Gap in Structural Design and Build: Role of a Structural Consultant

In last a few years there has been a lot of talks in Indian construction industry about designing the buildings earthquake resistant because of some serious earthquake incidents happened in the past and less or no damaging tremors that we are experiencing in some intervals. More and less majority of developers, structural consultants, architects and up to some extent end users are aware about this issue. Structural consultant ensures earthquake resistance in design.

Structural engineer analyzes the structure for seismic forces, design structural members, and further produces the good for construction (GFC) drawings incorporating ductile detailing requirement as prescribed in design codes. Contractor receives the drawings and does construction either directly using the GFC drawings (which is not advisable as some of the information in GFCs are typical which has to be elaborated on case basis for accurate and smooth construction especially for big projects) or by preparing the detailed shop drawings on the basis of GFCs. Now following questions are raised;

- Is the structure constructed earthquake resistant?
- Does the earthquake resistant design alone ensure the earthquake resistance of the structure?
- Have all the structural design details as prescribed by the consultant been incorporated at site?
- Is there a gap between structure constructed on paper and structure constructed at site?
- Why there is a gap? If there is a gap, can this be eliminated?
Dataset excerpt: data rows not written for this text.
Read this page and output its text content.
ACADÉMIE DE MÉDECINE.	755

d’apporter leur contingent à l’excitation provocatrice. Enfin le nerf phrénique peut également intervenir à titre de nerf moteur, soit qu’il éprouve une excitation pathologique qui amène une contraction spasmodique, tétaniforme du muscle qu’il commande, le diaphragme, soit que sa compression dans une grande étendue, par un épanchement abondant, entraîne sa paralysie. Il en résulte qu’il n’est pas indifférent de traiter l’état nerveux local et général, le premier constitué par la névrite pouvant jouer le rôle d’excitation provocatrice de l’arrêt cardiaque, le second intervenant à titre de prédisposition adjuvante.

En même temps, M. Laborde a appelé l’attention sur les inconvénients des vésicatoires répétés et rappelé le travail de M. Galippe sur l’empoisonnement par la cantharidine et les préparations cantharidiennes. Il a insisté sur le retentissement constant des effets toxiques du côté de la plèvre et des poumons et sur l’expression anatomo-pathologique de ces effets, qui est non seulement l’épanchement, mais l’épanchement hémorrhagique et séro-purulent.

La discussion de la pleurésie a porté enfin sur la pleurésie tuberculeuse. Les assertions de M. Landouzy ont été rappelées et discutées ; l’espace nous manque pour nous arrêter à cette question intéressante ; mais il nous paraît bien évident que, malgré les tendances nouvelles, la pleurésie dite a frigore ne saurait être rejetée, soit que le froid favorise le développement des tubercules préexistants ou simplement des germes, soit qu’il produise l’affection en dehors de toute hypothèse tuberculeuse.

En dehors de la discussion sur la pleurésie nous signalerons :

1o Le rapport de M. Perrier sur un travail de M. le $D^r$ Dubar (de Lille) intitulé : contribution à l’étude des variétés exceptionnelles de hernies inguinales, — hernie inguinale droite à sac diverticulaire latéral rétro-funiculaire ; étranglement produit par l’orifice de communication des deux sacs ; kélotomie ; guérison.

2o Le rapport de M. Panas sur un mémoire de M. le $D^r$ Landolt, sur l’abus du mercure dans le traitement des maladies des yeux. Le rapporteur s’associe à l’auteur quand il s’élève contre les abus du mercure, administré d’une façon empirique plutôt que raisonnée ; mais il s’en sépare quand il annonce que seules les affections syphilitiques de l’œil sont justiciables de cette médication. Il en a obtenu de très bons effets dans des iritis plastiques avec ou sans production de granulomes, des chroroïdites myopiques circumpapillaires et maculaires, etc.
In my opinion, good for construction drawings, produced by structural consultant, alone cannot ensure the earthquake resistance of the structure constructed at site. As even if contractor has captured all the information correctly as mentioned in GFCs in terms of structural member sizes, reinforcement diameter, and no. of rebars etc., still there are a lot of details at junctions for example beam-column junction, and rebar splicing, which have to be interpreted and captured rightly by the contractor from the drawings. These details are not so detailed in GFCs and only typical information are provided, which have to be explored further by the contractor on case to case basis. And, this requires knowledge about the structural engineering. All these details are very crucial when it comes to earthquake resistance of a structure. If junctions, splices etc. are not detailed correctly at site, no matter how good the structural design is, no matter how much steel has been put in the building, still the structure will have weakness for earthquake forces. There is a gap between structural design done by consultant at office and building construction done by contractor at site.

This gap between design and construction can be eliminated by extending the project structural consultant role beyond the issuance of GFC drawings. The consultant should also be responsible for checking the shop drawings prepared by the contractor, especially the shop drawings capturing all the junction details. Structural consultant shall be engaged on a project right starting from the concept design stage to the complete structural construction of the project.

Today, this kind of extended role of structural consultant in any project is rarity in India, which actually should be a norm if we really want to be 100% sure about the earthquake resistance of at least the newly constructed buildings.